TW – child sexual trauma.
My uncle started molesting me when I was still in diapers. I don’t think it’s debatable that it is truly depraved to see a toddler as a sexual object. Yet by the time I was four years old, I understood that what happened with him needed to be a secret.
He told me that, of course. He explained that it was something I couldn’t talk about. I couldn’t talk about a lot of things. What happens at home, stays at home.
But this was different. He told me even if I shared, no one would ever believe me. Everyone would hate me for being a liar. I felt like I was dirty, but I kept our secret because to share would be even dirtier.

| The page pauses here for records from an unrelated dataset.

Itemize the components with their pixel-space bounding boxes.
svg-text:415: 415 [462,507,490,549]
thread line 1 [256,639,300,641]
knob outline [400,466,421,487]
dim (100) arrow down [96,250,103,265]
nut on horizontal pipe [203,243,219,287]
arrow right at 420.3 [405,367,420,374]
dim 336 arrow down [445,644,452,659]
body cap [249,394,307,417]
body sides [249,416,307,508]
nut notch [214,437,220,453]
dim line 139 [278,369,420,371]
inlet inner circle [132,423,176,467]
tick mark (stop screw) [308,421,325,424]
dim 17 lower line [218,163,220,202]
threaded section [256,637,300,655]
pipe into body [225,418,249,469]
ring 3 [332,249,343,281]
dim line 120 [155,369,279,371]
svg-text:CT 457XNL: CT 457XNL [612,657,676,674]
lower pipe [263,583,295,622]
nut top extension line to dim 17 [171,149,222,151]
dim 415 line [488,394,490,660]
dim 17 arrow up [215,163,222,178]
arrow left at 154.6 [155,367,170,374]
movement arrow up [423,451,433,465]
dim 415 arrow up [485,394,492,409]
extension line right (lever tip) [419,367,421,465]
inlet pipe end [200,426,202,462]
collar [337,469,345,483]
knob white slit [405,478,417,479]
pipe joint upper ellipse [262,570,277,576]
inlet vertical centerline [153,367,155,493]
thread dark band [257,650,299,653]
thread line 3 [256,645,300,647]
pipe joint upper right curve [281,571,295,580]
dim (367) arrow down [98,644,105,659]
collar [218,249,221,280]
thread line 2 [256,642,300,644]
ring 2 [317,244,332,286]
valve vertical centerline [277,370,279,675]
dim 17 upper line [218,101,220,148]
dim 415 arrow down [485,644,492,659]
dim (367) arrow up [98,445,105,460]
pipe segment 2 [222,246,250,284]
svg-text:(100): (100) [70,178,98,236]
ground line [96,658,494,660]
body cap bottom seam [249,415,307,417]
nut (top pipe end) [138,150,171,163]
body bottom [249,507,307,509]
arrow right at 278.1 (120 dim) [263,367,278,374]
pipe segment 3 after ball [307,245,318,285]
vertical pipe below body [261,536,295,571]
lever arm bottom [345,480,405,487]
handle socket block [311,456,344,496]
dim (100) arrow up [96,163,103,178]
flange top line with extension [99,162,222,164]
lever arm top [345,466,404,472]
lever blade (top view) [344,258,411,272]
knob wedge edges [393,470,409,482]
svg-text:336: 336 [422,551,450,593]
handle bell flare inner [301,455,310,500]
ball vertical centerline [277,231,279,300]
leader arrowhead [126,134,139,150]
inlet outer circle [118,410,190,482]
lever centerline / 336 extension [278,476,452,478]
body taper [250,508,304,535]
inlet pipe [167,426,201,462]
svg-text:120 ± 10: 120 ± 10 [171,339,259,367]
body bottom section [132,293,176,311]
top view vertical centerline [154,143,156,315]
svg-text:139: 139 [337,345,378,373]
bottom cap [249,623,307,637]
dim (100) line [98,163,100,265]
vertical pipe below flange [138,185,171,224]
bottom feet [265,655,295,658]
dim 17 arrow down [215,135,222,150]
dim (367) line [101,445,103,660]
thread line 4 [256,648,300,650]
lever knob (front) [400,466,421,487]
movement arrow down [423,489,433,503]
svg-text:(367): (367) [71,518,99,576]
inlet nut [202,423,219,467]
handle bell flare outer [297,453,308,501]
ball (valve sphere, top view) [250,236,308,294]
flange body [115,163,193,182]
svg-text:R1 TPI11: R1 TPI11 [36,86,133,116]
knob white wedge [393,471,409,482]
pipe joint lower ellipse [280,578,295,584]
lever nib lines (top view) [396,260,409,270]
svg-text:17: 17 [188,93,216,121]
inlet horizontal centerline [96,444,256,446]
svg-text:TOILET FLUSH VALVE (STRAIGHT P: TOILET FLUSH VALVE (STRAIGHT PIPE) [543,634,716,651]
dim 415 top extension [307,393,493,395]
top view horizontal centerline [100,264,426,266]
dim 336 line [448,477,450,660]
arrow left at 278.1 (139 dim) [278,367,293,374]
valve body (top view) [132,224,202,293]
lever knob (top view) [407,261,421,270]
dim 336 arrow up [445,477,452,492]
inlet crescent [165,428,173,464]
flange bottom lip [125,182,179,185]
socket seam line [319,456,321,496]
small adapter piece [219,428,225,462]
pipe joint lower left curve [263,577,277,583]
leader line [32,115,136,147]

I was silent until I realized I wasn’t the only one. After a period of trying to figure out what to do, my 16-year-old self spoke up. Unlike some, I was not called a liar, but being believed didn’t erase how I felt. I’d been holding that shame my whole life, and I didn’t know how to let go.
Now that the story was in the open and I had what appeared to be a socially acceptable target, I took all the anger I’d been storing and erupted with rage. I hunted him, running him off the road and threatening his life. I ran poor soccer moms off the road for daring to drive the same model minivan.
Anger was easy. I felt that justice and God himself were on my side. I was righteous, and powerful. Power was a drug to a girl who had spent years feeling powerless.
Yet other feelings were impossible to go near – grief, worthlessness, and especially shame.
The predator wants your silence. It feeds their power, entitlement, and they want it to feed your shame.
Viola Davis
Just telling my story wasn’t enough. I heard someone say that telling our story is easy – we just dissociate and can tell it over and over, with no internal impact. For me, I needed to own my story, with emotions. All of them.
I’ve spent several years thinking I was running from the grief, because I hate to cry. Last fall I started to become quite weepy, even though I didn’t feel especially sad. New perspective on memories began to emerge. It’s not grief. I am coming face-to-face with my shame.
Is it even my shame? I’ve heard it said that often, when survivors of abuse feel shame, they’re carrying the emotions their perpetrators should have felt.
Remember that enraged kid? I’ll be damned if I carry my uncle’s shame for him. Oh no no. I want to put that burden down.
To face the shame means to stop keeping the secrets. I’m telling the stories. I’m not shouting them from the rooftops, but I am putting them on the Internet which in all likelihood is the 21st century version of being public.
If you’re feeling shame, is it because you’re holding onto a story that needs to be told? You don’t have to create a blog in order to shed your secrets.
There must be someone you can share with – a partner, friend, or pastor, perhaps.
There’s a lot I share only one-on-one. Right now I’m doing a lot of shame work with my therapist, sharing secrets I didn’t even realize I still kept. And earlier, when I shared my first fifth step with my sponsor, I considered it a catalog of my shame.
Shame burrows deep, causing infection that rots away any chance for joy.
Instead of being weepy today, my head is held high and I feel more comfortable in my own skin.
Stop hanging onto the secrets. Tell those stories. Give yourself the gift of freedom and joy.